O discípulo missionário tem antes de tudo um seu centro de referência, que é a pessoa de Jesus. A narrativa indica isso usando uma série de verbos que têm Ele por objeto – “chamou para si”, “começou a enviá-los”, “deu-lhes poder”, “ordenou”, “dizia a eles” (v 7.8.10.), de modo que o ir e o agir dos Doze parece como irradiando de um centro, a recorrência da presença e da obra de Jesus em sua ação missionária. Isso mostra como os Apóstolos não têm nada de próprio para anunciar, nem própria capacidade de demonstrar, mas falam e agem como “enviados”, como mensageiros de Jesus.

É precisamente o Batismo que nos torna missionários. Um batizado que não sente a necessidade de anunciar o Evangelho, de anunciar Jesus, não é um bom cristão.

Este episódio do Evangelho também diz respeito a nós, e não somente aos sacerdotes, mas todos os batizados, chamados a testemunhar nos vários ambientes da vida, o Evangelho de Cristo. E também para nós esta missão é autêntica, somente a partir do seu centro imutável que é Jesus. Não é uma iniciativa individual dos fiéis, nem dos grupos e nem mesmo das grandes agremiações, mas é a missão da Igreja inseparavelmente unida ao seu Senhor.
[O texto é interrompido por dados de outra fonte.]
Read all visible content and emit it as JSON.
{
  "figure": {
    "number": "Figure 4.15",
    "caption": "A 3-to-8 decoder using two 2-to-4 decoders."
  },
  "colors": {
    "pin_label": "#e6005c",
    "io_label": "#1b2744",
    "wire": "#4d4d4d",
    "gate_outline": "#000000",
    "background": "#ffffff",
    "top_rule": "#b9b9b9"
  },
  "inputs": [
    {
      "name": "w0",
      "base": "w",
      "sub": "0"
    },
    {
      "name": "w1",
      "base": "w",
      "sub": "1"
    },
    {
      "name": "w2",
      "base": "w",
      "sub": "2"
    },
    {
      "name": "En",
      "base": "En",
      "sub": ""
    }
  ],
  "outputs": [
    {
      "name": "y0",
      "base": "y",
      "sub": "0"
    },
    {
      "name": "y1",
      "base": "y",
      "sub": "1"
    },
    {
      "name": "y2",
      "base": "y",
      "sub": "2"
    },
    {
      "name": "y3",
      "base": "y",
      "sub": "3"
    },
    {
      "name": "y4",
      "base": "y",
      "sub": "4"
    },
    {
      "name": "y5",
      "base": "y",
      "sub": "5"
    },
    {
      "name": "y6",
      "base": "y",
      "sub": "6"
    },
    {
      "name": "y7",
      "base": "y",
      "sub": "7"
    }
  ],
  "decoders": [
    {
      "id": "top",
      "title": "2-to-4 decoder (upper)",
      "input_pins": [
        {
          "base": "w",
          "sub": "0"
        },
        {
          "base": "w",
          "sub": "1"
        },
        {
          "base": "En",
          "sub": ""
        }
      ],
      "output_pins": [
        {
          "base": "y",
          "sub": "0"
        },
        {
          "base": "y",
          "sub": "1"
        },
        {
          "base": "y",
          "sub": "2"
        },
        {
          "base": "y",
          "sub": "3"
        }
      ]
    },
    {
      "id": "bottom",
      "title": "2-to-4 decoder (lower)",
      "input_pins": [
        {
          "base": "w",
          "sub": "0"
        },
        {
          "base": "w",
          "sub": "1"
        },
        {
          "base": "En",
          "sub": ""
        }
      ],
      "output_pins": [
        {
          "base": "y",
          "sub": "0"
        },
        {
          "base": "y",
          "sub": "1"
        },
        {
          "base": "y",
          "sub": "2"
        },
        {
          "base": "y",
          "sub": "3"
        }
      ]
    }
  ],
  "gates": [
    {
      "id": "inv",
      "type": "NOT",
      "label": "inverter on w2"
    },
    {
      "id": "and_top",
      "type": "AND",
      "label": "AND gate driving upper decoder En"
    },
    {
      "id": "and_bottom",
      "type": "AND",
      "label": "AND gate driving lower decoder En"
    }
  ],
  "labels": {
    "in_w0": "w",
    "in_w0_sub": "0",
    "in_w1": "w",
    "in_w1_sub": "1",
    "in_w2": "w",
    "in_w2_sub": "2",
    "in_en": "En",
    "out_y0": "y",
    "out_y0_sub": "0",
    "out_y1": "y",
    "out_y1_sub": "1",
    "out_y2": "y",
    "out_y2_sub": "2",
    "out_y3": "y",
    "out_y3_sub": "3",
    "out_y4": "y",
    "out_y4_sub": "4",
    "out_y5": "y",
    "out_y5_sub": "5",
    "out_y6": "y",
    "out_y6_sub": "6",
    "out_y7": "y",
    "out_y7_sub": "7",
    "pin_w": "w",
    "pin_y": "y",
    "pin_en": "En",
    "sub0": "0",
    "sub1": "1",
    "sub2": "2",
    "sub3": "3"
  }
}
Nenhum cristão proclama o Evangelho “por si mesmo”, mas somente enviado pela Igreja que recebeu o mandato do próprio Cristo.

A segunda característica do estilo do missionário é, por assim dizer, um rosto, que consiste na pobreza dos meios. O seu equipamento atende a um critério de sobriedade.
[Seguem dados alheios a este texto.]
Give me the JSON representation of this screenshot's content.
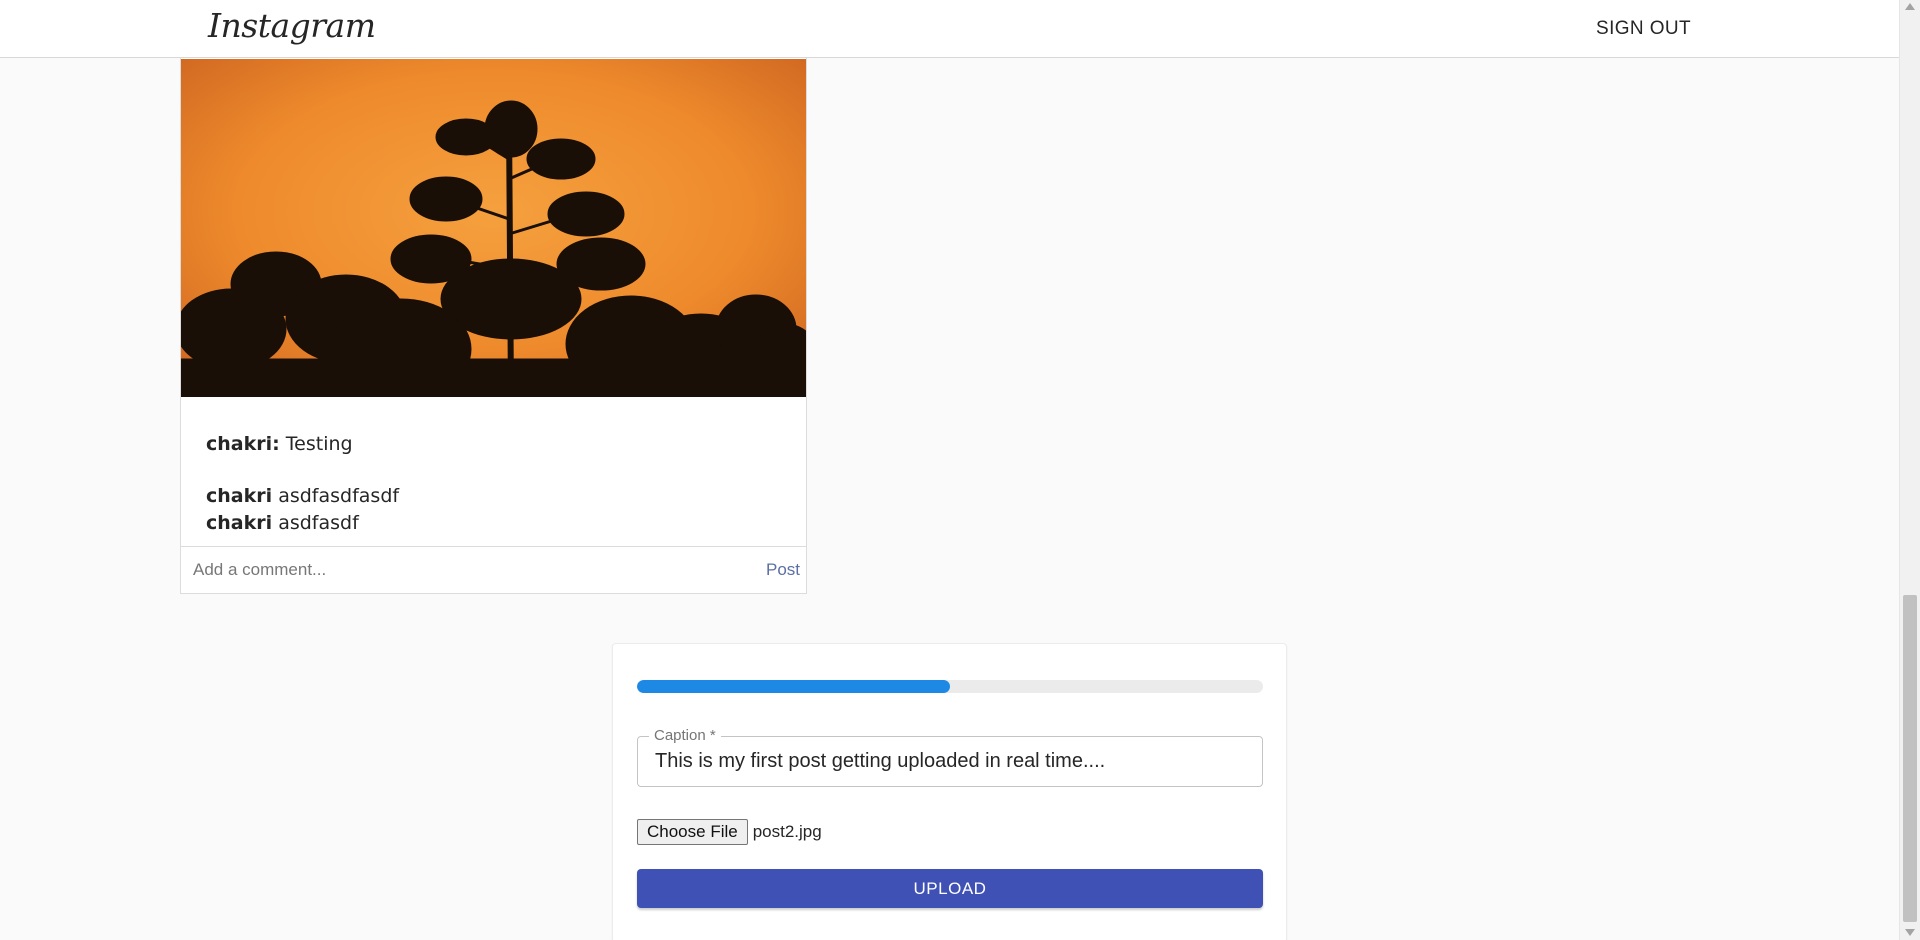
{
  "header": {
    "logo_text": "Instagram",
    "signout_label": "SIGN OUT"
  },
  "post": {
    "image_icon": "sunset-tree-silhouette-photo",
    "caption_user": "chakri:",
    "caption_text": "Testing",
    "comments": [
      {
        "user": "chakri",
        "text": "asdfasdfasdf"
      },
      {
        "user": "chakri",
        "text": "asdfasdf"
      }
    ],
    "comment_placeholder": "Add a comment...",
    "post_label": "Post"
  },
  "upload": {
    "progress_percent": 50,
    "caption_label": "Caption *",
    "caption_value": "This is my first post getting uploaded in real time....",
    "choose_file_label": "Choose File",
    "file_name": "post2.jpg",
    "upload_label": "UPLOAD"
  },
  "colors": {
    "progress": "#1e88e5",
    "upload_button": "#3f51b5",
    "post_link": "#5b6fa5"
  }
}
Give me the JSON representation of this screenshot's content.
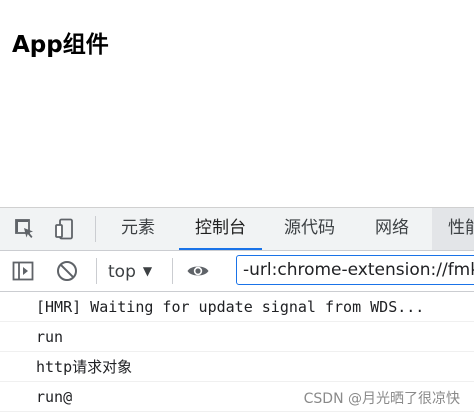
{
  "page": {
    "title": "App组件"
  },
  "devtools": {
    "tabs": [
      {
        "label": "元素",
        "active": false
      },
      {
        "label": "控制台",
        "active": true
      },
      {
        "label": "源代码",
        "active": false
      },
      {
        "label": "网络",
        "active": false
      },
      {
        "label": "性能",
        "active": false
      }
    ],
    "toolbar_icons": {
      "inspect": "inspect-element-icon",
      "device": "device-toolbar-icon"
    },
    "console_toolbar": {
      "context": "top",
      "filter_value": "-url:chrome-extension://fmkadmapgofadopljbjfkapdkoienihi"
    },
    "messages": [
      "[HMR] Waiting for update signal from WDS...",
      "run",
      "http请求对象",
      "run@"
    ]
  },
  "watermark": "CSDN @月光晒了很凉快",
  "colors": {
    "accent": "#1a73e8",
    "tabbar_bg": "#f1f3f4"
  }
}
Os Doze, de fato, têm a ordem de “não levar nada além de um bordão para a jornada: nem pão, nem mochila, nem dinheiro no cinto” (v. 8). O Mestre os quer livres e leves, sem apoios e sem favores, seguros somente do amor d’Aquele que os envia, fortes somente de sua palavra que irão anunciar.
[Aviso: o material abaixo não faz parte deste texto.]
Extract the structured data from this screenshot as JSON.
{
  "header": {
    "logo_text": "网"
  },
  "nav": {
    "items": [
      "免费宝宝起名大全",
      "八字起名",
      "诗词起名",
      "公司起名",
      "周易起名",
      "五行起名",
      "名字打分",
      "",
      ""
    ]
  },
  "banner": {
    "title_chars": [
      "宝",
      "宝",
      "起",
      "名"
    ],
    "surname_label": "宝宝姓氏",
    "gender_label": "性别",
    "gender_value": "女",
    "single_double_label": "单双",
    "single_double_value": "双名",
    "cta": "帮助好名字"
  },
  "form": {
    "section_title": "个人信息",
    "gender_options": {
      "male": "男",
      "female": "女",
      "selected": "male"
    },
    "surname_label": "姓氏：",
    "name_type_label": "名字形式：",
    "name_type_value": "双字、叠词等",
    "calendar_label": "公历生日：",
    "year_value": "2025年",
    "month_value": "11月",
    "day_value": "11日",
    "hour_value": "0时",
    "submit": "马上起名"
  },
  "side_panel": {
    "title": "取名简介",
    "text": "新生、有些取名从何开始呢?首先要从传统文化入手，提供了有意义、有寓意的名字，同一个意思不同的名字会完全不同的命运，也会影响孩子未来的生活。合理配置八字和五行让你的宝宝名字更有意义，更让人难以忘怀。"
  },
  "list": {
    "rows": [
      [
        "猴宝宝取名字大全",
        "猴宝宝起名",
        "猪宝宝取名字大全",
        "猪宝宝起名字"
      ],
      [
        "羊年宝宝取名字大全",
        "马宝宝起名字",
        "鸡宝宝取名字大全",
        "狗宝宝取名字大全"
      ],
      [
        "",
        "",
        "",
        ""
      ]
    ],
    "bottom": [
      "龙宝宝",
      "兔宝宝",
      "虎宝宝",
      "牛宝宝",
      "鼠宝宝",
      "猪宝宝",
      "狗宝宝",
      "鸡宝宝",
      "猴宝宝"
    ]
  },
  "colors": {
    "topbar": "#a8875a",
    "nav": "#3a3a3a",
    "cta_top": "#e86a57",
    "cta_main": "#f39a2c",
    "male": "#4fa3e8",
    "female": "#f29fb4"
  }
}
O bastão e as sandálias são a dotação dos peregrinos, porque assim são os mensageiros do reino de Deus, não gestores onipotentes, não funcionários estáveis, não divos em turnê.

Pensemos, por exemplo, nesta Diocese da qual eu sou bispo. Pensemos em alguns Santos desta Diocese de Roma: São Filipe Neri, São Benedito José Labre, Santo Aléssio, São Gaspar Del Bulfalo e tantos outros. Não eram funcionários ou empreendedores, mas humildes trabalhadores do Reino. Tinham este rosto.

E a esse “rosto” também pertence a maneira pela qual a mensagem é acolhida: de fato, pode acontecer que ela não seja acolhida ou escutada (ver verso 11). Isso também é pobreza: a experiência do fracasso. A história de Jesus, que foi rejeitado e crucificado, prefigura o destino de seu mensageiro. E somente se estivermos unidos a ele, morto e ressuscitado, poderemos encontrar a coragem da evangelização.

Que a Virgem Maria, primeira discípula e missionária da Palavra de Deus, nos ajude a levar ao mundo a mensagem do Evangelho em uma exultação humilde e radiante, para além de toda rejeição, incompreensão ou tribulação.”